Он отложил свой паллий и широкополый карпентум и поправлял складки тоги, в то время как Сисиний шепотом сказал ему, что Феодора, Флавия и Клемент внутри. После обычных приветствий и любезностей он был представлен последнему, чей почтенный вид глубоко его впечатлил. Рука времени отполировала верхнюю часть головы незнакомца до прозрачной белизны, сквозь которую были видны синие вены, и рассыпала снега восьмидесяти лет на волосы, которые, подобно серебряной короне, окружали его шею и ниспадали на плечи. Его лицо было загорелым от долгого пребывания под солнцем во многих странах. Но в нем была неописуемая сладость, и в его проницательном взгляде светилось милосердие, несомненно, способное завоевать внимание и добрую волю каждого. Он носил сандалии из козьей кожи без чулок. Остальные части его одежды, хотя и указывали на гражданство и благородное происхождение, были старыми и потертыми. Единственным украшением, которое он носил, было простое золотое кольцо, на котором был выгравирован крест.

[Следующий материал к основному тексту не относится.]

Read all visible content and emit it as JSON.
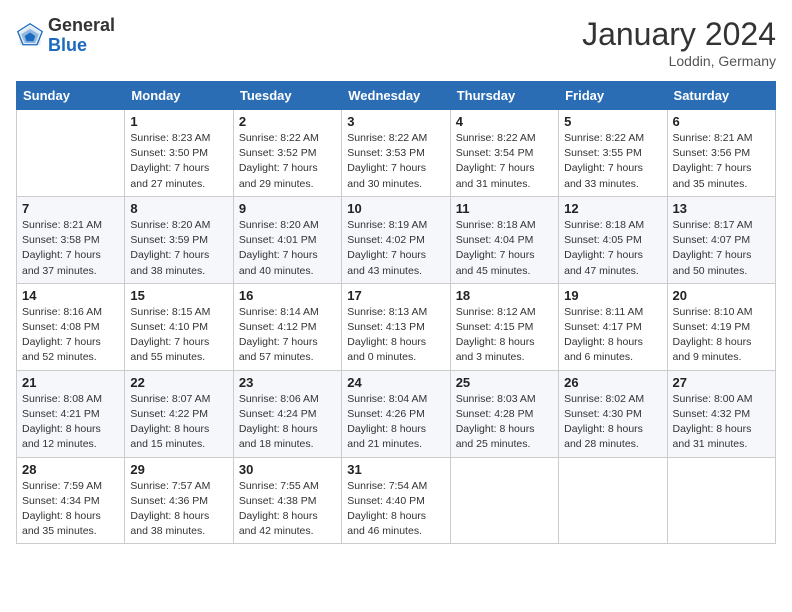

Аврелиан узнал в Клементе того человека, который несколько недель назад, когда искали врача для одного из человеческих [Сноска 119] жертв в Капитолии, принесенных в жертву для умилостивления бога войны, представился и сказал: «Я не врач по профессии. Но за долгую жизнь, проведенную в чужих краях, я узнал некоторые секреты целительного искусства. Если позволите, я могу облегчить боли вон той жертвы». Разрешение было дано; ибо, согласно авгурам, было бы дурным предзнаменованием, если бы жертва скончалась до завершения обряда жертвоприношения. Клемент говорил на языке, которого Аврелиан не понимал, и поднял руку над головой страдальца, который, увидев это, просиял улыбкой. Затем он достал серебряный футляр из бокового кармана и натер его содержимое на части раненого тела; и немедленно, на глазах у всех присутствующих, раны, нанесенные огнем, зажили, и жертва стала сильной, как прежде. Узнав теперь в госте Сисиния посетителя Капитолия, Аврелиан обрадовался знакомству. Он радовался также из-за Флавии, чье здоровье, дорогое ему, как собственное, несомненно, скоро будет восстановлено мастерством Клемента.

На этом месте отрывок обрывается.